The clerk of the Presbyterian Church today apologised for the pain caused by a report which ultimately led to the exclusion of gay people from becoming members of the church.
At last year’s general assembly the church in Ireland adopted a new policy that means anyone in a same-sex relationship cannot be a full member of the church nor can their children cannot be baptised.
Rev Trevor Gribben said the two-year report presented and passed at last year’s assembly had been a very narrow report based solely on theological issues.
He said a new task force led by Very Rev Rob Craig had been set up to correct the initial report and explore same-sex attraction issues in relation to the church more extensively.
He told the general assembly that last year’s report was missing a “warm, open, pastoral, caring compassionate section”.
He said: “If as a church, by the way we’ve done our business, by the fact that perhaps we didn’t have a holistic report last year and caused hurt and pain, we should say sorry.
“But we should also struggle as we have to do as Bible-believing Christians with the full balance of God’s word and try to apply that truth in a loving way to a world that is fallen, broken and in pain.”
Earlier in the session the general assembly heard from the convenor of the Implementation Task Force, former moderator Very Rev Alastair Dunlop.
He said as part of his role he had listened to three past and present PCI members talk about their experiences with the church in regard of gay relationships.
He said: “I couldn’t help but be impressed by the honesty and courage of all three in telling their stories in a hall full of strangers as they bared their souls, shared their fears and concerns, and expressed the frustrations and tensions they feel about the church and its approach to this subject.

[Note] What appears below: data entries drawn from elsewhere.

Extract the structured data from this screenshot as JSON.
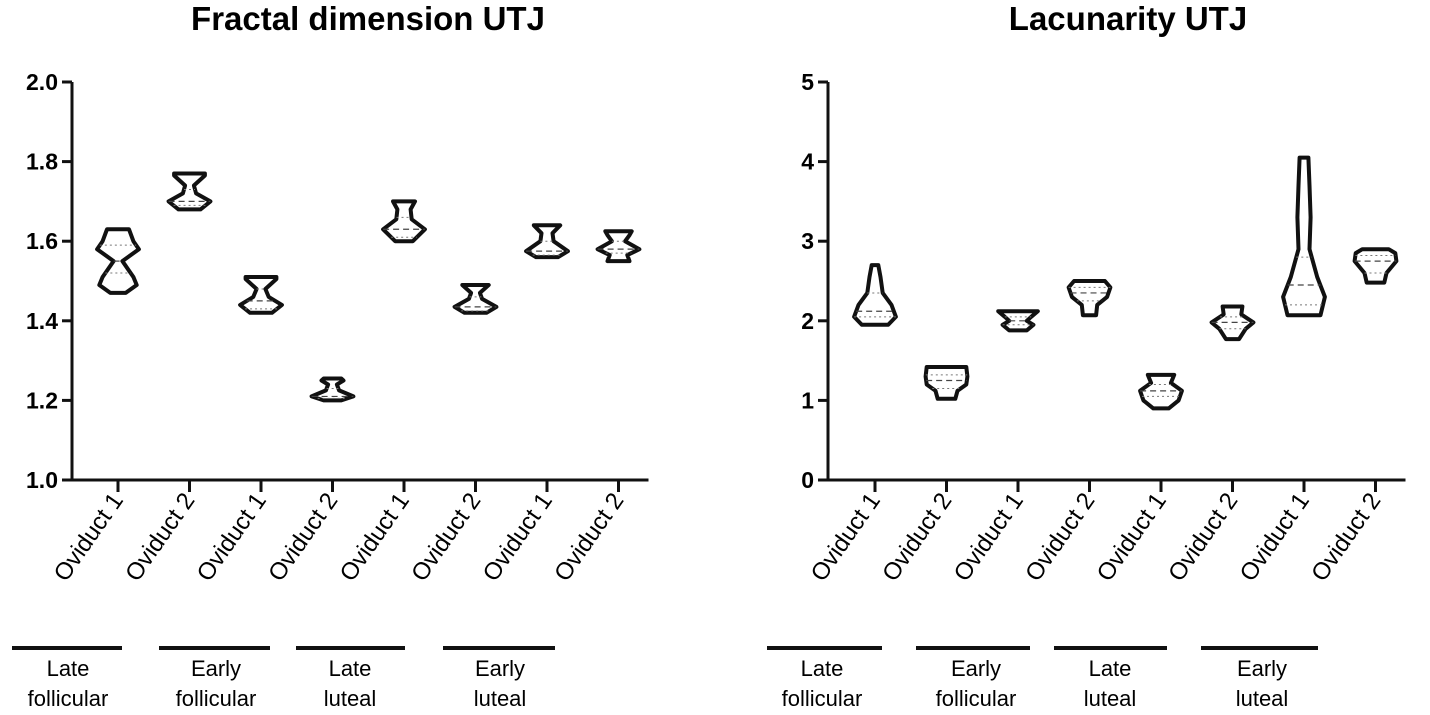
{
  "chart_data": [
    {
      "type": "violin",
      "title": "Fractal dimension UTJ",
      "xlabel": "",
      "ylabel": "",
      "ylim": [
        1.0,
        2.0
      ],
      "yticks": [
        "1.0",
        "1.2",
        "1.4",
        "1.6",
        "1.8",
        "2.0"
      ],
      "categories": [
        "Oviduct 1",
        "Oviduct 2",
        "Oviduct 1",
        "Oviduct 2",
        "Oviduct 1",
        "Oviduct 2",
        "Oviduct 1",
        "Oviduct 2"
      ],
      "groups": [
        {
          "label_lines": [
            "Late",
            "follicular"
          ]
        },
        {
          "label_lines": [
            "Early",
            "follicular"
          ]
        },
        {
          "label_lines": [
            "Late",
            "luteal"
          ]
        },
        {
          "label_lines": [
            "Early",
            "luteal"
          ]
        }
      ],
      "violins": [
        {
          "min": 1.47,
          "q1": 1.52,
          "median": 1.55,
          "q3": 1.59,
          "max": 1.63,
          "profile": [
            [
              1.47,
              0.35
            ],
            [
              1.49,
              0.85
            ],
            [
              1.51,
              0.7
            ],
            [
              1.55,
              0.2
            ],
            [
              1.58,
              0.95
            ],
            [
              1.6,
              0.7
            ],
            [
              1.63,
              0.5
            ]
          ]
        },
        {
          "min": 1.68,
          "q1": 1.69,
          "median": 1.7,
          "q3": 1.73,
          "max": 1.77,
          "profile": [
            [
              1.68,
              0.5
            ],
            [
              1.7,
              0.95
            ],
            [
              1.72,
              0.3
            ],
            [
              1.74,
              0.2
            ],
            [
              1.765,
              0.7
            ],
            [
              1.77,
              0.7
            ]
          ]
        },
        {
          "min": 1.42,
          "q1": 1.43,
          "median": 1.45,
          "q3": 1.48,
          "max": 1.51,
          "profile": [
            [
              1.42,
              0.5
            ],
            [
              1.44,
              0.95
            ],
            [
              1.46,
              0.35
            ],
            [
              1.48,
              0.2
            ],
            [
              1.505,
              0.7
            ],
            [
              1.51,
              0.7
            ]
          ]
        },
        {
          "min": 1.2,
          "q1": 1.205,
          "median": 1.21,
          "q3": 1.23,
          "max": 1.25,
          "profile": [
            [
              1.2,
              0.4
            ],
            [
              1.21,
              0.95
            ],
            [
              1.225,
              0.3
            ],
            [
              1.24,
              0.2
            ],
            [
              1.25,
              0.5
            ],
            [
              1.255,
              0.4
            ]
          ]
        },
        {
          "min": 1.6,
          "q1": 1.61,
          "median": 1.63,
          "q3": 1.66,
          "max": 1.7,
          "profile": [
            [
              1.6,
              0.4
            ],
            [
              1.63,
              0.95
            ],
            [
              1.655,
              0.35
            ],
            [
              1.68,
              0.3
            ],
            [
              1.7,
              0.5
            ]
          ]
        },
        {
          "min": 1.42,
          "q1": 1.425,
          "median": 1.435,
          "q3": 1.46,
          "max": 1.49,
          "profile": [
            [
              1.42,
              0.5
            ],
            [
              1.435,
              0.95
            ],
            [
              1.455,
              0.3
            ],
            [
              1.47,
              0.2
            ],
            [
              1.49,
              0.6
            ]
          ]
        },
        {
          "min": 1.56,
          "q1": 1.565,
          "median": 1.575,
          "q3": 1.6,
          "max": 1.64,
          "profile": [
            [
              1.56,
              0.5
            ],
            [
              1.575,
              0.95
            ],
            [
              1.6,
              0.3
            ],
            [
              1.62,
              0.25
            ],
            [
              1.64,
              0.6
            ]
          ]
        },
        {
          "min": 1.55,
          "q1": 1.57,
          "median": 1.58,
          "q3": 1.6,
          "max": 1.62,
          "profile": [
            [
              1.55,
              0.5
            ],
            [
              1.565,
              0.4
            ],
            [
              1.58,
              0.95
            ],
            [
              1.6,
              0.3
            ],
            [
              1.615,
              0.5
            ],
            [
              1.625,
              0.6
            ]
          ]
        }
      ]
    },
    {
      "type": "violin",
      "title": "Lacunarity UTJ",
      "xlabel": "",
      "ylabel": "",
      "ylim": [
        0,
        5
      ],
      "yticks": [
        "0",
        "1",
        "2",
        "3",
        "4",
        "5"
      ],
      "categories": [
        "Oviduct 1",
        "Oviduct 2",
        "Oviduct 1",
        "Oviduct 2",
        "Oviduct 1",
        "Oviduct 2",
        "Oviduct 1",
        "Oviduct 2"
      ],
      "groups": [
        {
          "label_lines": [
            "Late",
            "follicular"
          ]
        },
        {
          "label_lines": [
            "Early",
            "follicular"
          ]
        },
        {
          "label_lines": [
            "Late",
            "luteal"
          ]
        },
        {
          "label_lines": [
            "Early",
            "luteal"
          ]
        }
      ],
      "violins": [
        {
          "min": 1.95,
          "q1": 2.05,
          "median": 2.12,
          "q3": 2.35,
          "max": 2.7,
          "profile": [
            [
              1.95,
              0.6
            ],
            [
              2.05,
              0.95
            ],
            [
              2.2,
              0.75
            ],
            [
              2.35,
              0.35
            ],
            [
              2.55,
              0.25
            ],
            [
              2.7,
              0.15
            ]
          ]
        },
        {
          "min": 1.02,
          "q1": 1.15,
          "median": 1.25,
          "q3": 1.32,
          "max": 1.42,
          "profile": [
            [
              1.02,
              0.4
            ],
            [
              1.12,
              0.5
            ],
            [
              1.2,
              0.9
            ],
            [
              1.3,
              0.95
            ],
            [
              1.42,
              0.9
            ]
          ]
        },
        {
          "min": 1.88,
          "q1": 1.95,
          "median": 2.0,
          "q3": 2.05,
          "max": 2.12,
          "profile": [
            [
              1.88,
              0.4
            ],
            [
              1.95,
              0.7
            ],
            [
              2.0,
              0.4
            ],
            [
              2.05,
              0.6
            ],
            [
              2.12,
              0.9
            ]
          ]
        },
        {
          "min": 2.07,
          "q1": 2.25,
          "median": 2.35,
          "q3": 2.42,
          "max": 2.5,
          "profile": [
            [
              2.07,
              0.3
            ],
            [
              2.2,
              0.35
            ],
            [
              2.3,
              0.8
            ],
            [
              2.42,
              0.95
            ],
            [
              2.5,
              0.7
            ]
          ]
        },
        {
          "min": 0.9,
          "q1": 1.05,
          "median": 1.12,
          "q3": 1.2,
          "max": 1.32,
          "profile": [
            [
              0.9,
              0.35
            ],
            [
              1.0,
              0.8
            ],
            [
              1.12,
              0.95
            ],
            [
              1.22,
              0.45
            ],
            [
              1.32,
              0.6
            ]
          ]
        },
        {
          "min": 1.77,
          "q1": 1.9,
          "median": 1.98,
          "q3": 2.05,
          "max": 2.18,
          "profile": [
            [
              1.77,
              0.3
            ],
            [
              1.9,
              0.6
            ],
            [
              1.98,
              0.95
            ],
            [
              2.08,
              0.4
            ],
            [
              2.18,
              0.45
            ]
          ]
        },
        {
          "min": 2.07,
          "q1": 2.2,
          "median": 2.45,
          "q3": 2.8,
          "max": 4.05,
          "profile": [
            [
              2.07,
              0.75
            ],
            [
              2.3,
              0.95
            ],
            [
              2.55,
              0.6
            ],
            [
              2.9,
              0.25
            ],
            [
              3.3,
              0.3
            ],
            [
              3.7,
              0.25
            ],
            [
              4.05,
              0.2
            ]
          ]
        },
        {
          "min": 2.48,
          "q1": 2.6,
          "median": 2.75,
          "q3": 2.82,
          "max": 2.9,
          "profile": [
            [
              2.48,
              0.4
            ],
            [
              2.6,
              0.5
            ],
            [
              2.75,
              0.95
            ],
            [
              2.85,
              0.9
            ],
            [
              2.9,
              0.6
            ]
          ]
        }
      ]
    }
  ]
}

It was very moving.
“We must pay more attention to the angst that some of our fellow Christians go through due in part to the uncertainty about how openess disclosure of same-sex attraction will be greeted within the family circle and within the church, and due in part to how this might impact on young people’s mental health.

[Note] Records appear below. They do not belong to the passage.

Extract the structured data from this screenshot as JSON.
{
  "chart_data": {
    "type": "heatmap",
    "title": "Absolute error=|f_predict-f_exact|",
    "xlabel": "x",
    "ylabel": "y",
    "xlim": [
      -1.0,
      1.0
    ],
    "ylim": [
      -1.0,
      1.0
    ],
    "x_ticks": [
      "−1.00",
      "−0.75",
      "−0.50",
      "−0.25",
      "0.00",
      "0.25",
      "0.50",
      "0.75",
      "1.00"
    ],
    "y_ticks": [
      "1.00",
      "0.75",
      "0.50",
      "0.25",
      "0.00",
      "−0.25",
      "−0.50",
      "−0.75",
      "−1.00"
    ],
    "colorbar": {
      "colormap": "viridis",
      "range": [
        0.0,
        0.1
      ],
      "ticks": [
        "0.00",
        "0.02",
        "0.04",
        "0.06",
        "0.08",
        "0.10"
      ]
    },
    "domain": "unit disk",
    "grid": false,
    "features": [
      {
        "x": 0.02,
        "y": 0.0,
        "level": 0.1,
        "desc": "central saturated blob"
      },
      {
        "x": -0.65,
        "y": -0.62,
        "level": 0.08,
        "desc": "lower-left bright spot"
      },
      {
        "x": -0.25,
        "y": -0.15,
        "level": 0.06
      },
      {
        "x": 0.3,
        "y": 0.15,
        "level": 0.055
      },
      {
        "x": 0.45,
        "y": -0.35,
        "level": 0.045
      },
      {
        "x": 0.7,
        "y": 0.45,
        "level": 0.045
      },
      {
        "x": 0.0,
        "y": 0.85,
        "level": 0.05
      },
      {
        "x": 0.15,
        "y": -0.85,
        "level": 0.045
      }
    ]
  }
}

“At times we can speak very glibly about fellowship and pastoral care and the church as a loving community but how many of us actually practise these things in our own congregations?”
He added: “We must not be dismissive of people or not judgmental. People matter to God, all people, including our members and families who live with same-sex attraction.”
Another former moderator, Rev John Dunlop, spoke of gay Christians like Padraig O’Tuama who have shared their painful experiences with select members of the Presbyterian Church, adding: “I regret that it has not been possible for the whole assembly to hear him and other such stories first hand from our fellow Presbyterians; it’s not enough to send people like Rob Craig out on our behalf, for there is no substitute for face to face and mouth to ear, and heart to heart encounters.”
Rev Cheryl Meban, chaplain at Ulster University Jordanstown, said: “The presence of difference among us is a gift. That’s what makes it possible for us to learn to love, to grow in patience and humility and to listen. Let us cherish our diversity. Surely on this we can agree, all our relationships go as short as the glory of God.”
Rev John Dickinson of Carnmoney Presbyterian said that last year’s decision came as a “hammer blow” to members of his congregation with sons who were gay or daughters who were lesbians.
He said: “It’s good that this report reflects how some officers went above and beyond the call of duties. It would be helpful if the report has also said sorry to those who we so deeply hurt.”
Rev Dickinson’s contribution was followed by an apology from Rev Gribben.